My Editorial Philosophy
by Sulay Hernandez
I am passionate about books. You have to be if you decide on a career in publishing. We're not here for the often joked about low salaries. Our story is the same across the board: We come to publishing with a love of reading, a love of stories and their power to change people's minds and, through this, (hopefully) the world. People in the industry are idealists. But our idealist hearts eventually beat up against the reality that publishing is a business, and then we have to learn to live in the intersection of art and commerce. Like everything else in life, that intersection can sometimes be unpretty and other times it’s absolutely beautiful. I spent twelve years in that place and have seen publishing take many twists and turns.
When I was an editorial assistant at Kensington, one the best bosses I've ever had, the late Kate Duffy, Editorial Director of the Brava imprint, described, somewhat jokingly, an editor's role as the following: "The editor represents the needs of the company to an author, and the author's needs to the company, while lying to each about the good intentions of the other." Kate told me there were two ways of going about the job. You're either a company's editor or a writer's editor, and God help you if you're a writer's editor. Editors love their books and strive to keep the peace, but the fact that we are salaried employees is never far from our thoughts. She already knew that I would be a writer's editor.

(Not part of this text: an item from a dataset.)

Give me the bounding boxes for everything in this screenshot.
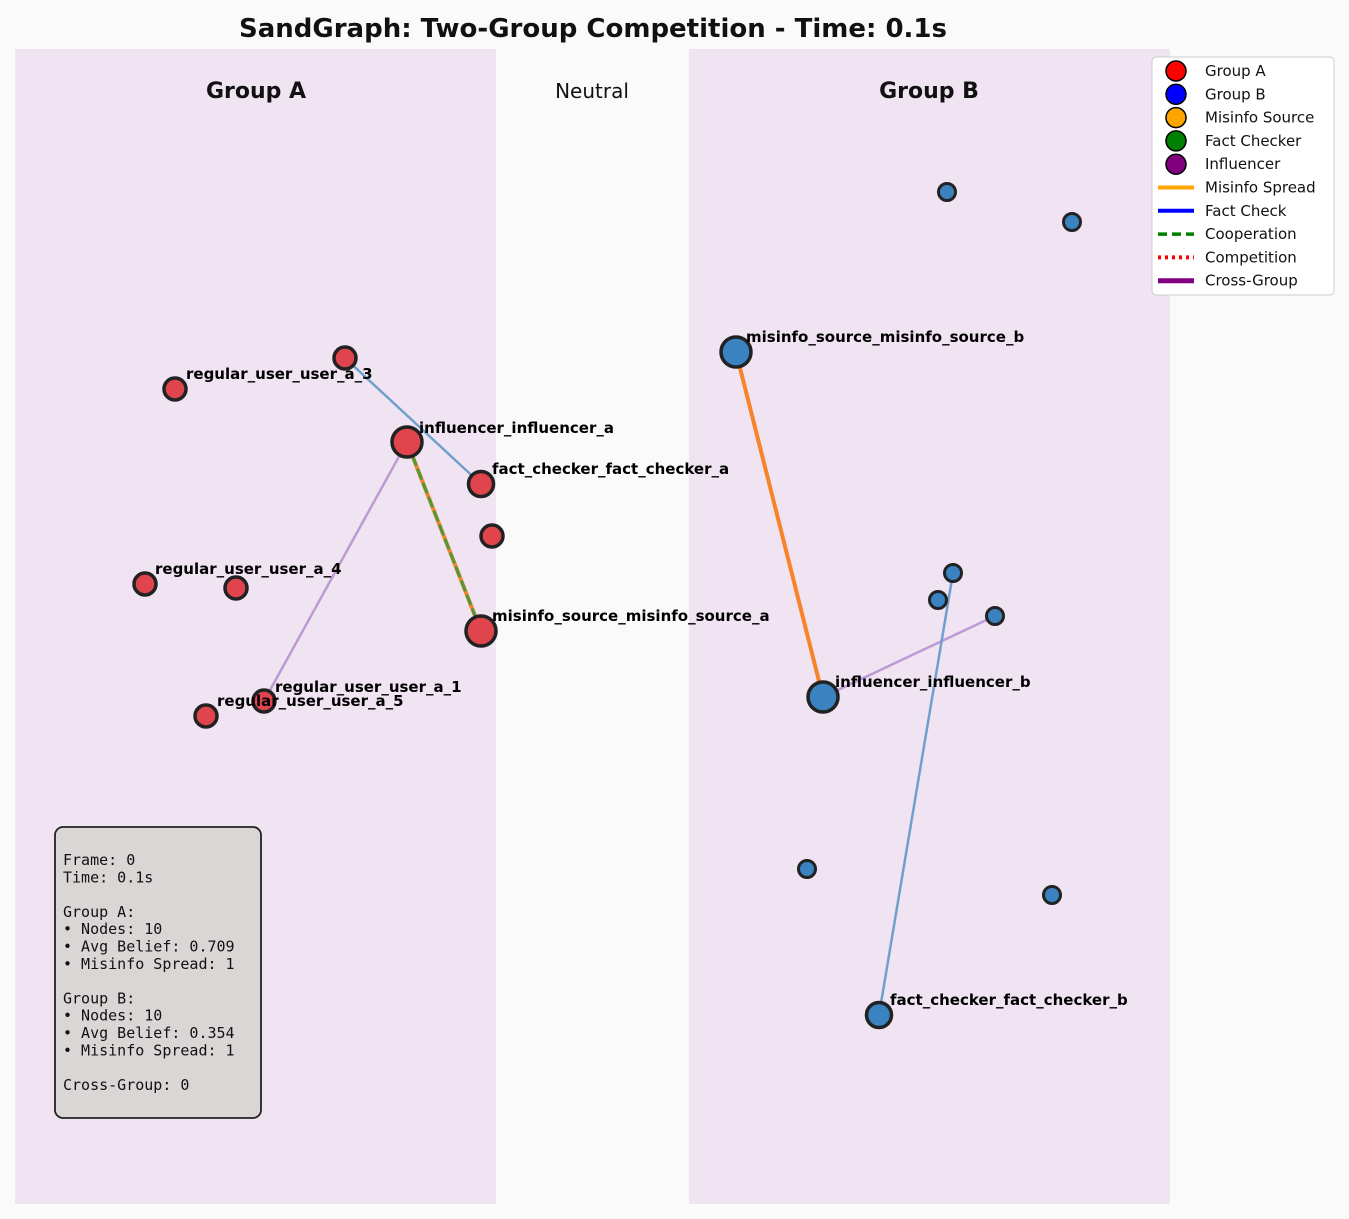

This leads me to why I became an editor in the first place. My parents came to New York from the Dominican Republic many years ago, and I am a born and bred New Yorker. I learned Spanish first and spoke it exclusively at home and learned English in school. In the conclave of Washington Heights, my parents never really learned to speak English, and in many ways I became their eyes, ears, and mouths. I translated everything for them. As editors, we are responsible for helping writers say what they really need and want to say. We help authors translate their thoughts for the reading world and we do this by respectfully prodding and questioning, with the understanding that we are temporarily inhabiting someone else's world. And even though I have an emotional connection to a story, I do my best to remain objective in my comments. My job is to help refine the writer's voice, to help the writer clearly and effectively express his or her ideas. The relationship between an editor and a writer cannot be described as purely professional. How could it be? It starts off with our falling in love with a manuscript and knowing we can make it even better. As many authors will attest, their editors often become their friends, staying in touch long after the books are finished.
After more than fifteen years working for publishers, I created Unveiled Ink because I'd rather work for the writer. My simple truth is that helping people say what they need to say makes me happy. So whether your goal is to be published by a company or to self-publish, I can promise I will do for you what I've been doing for a long time--I will help you tell your story.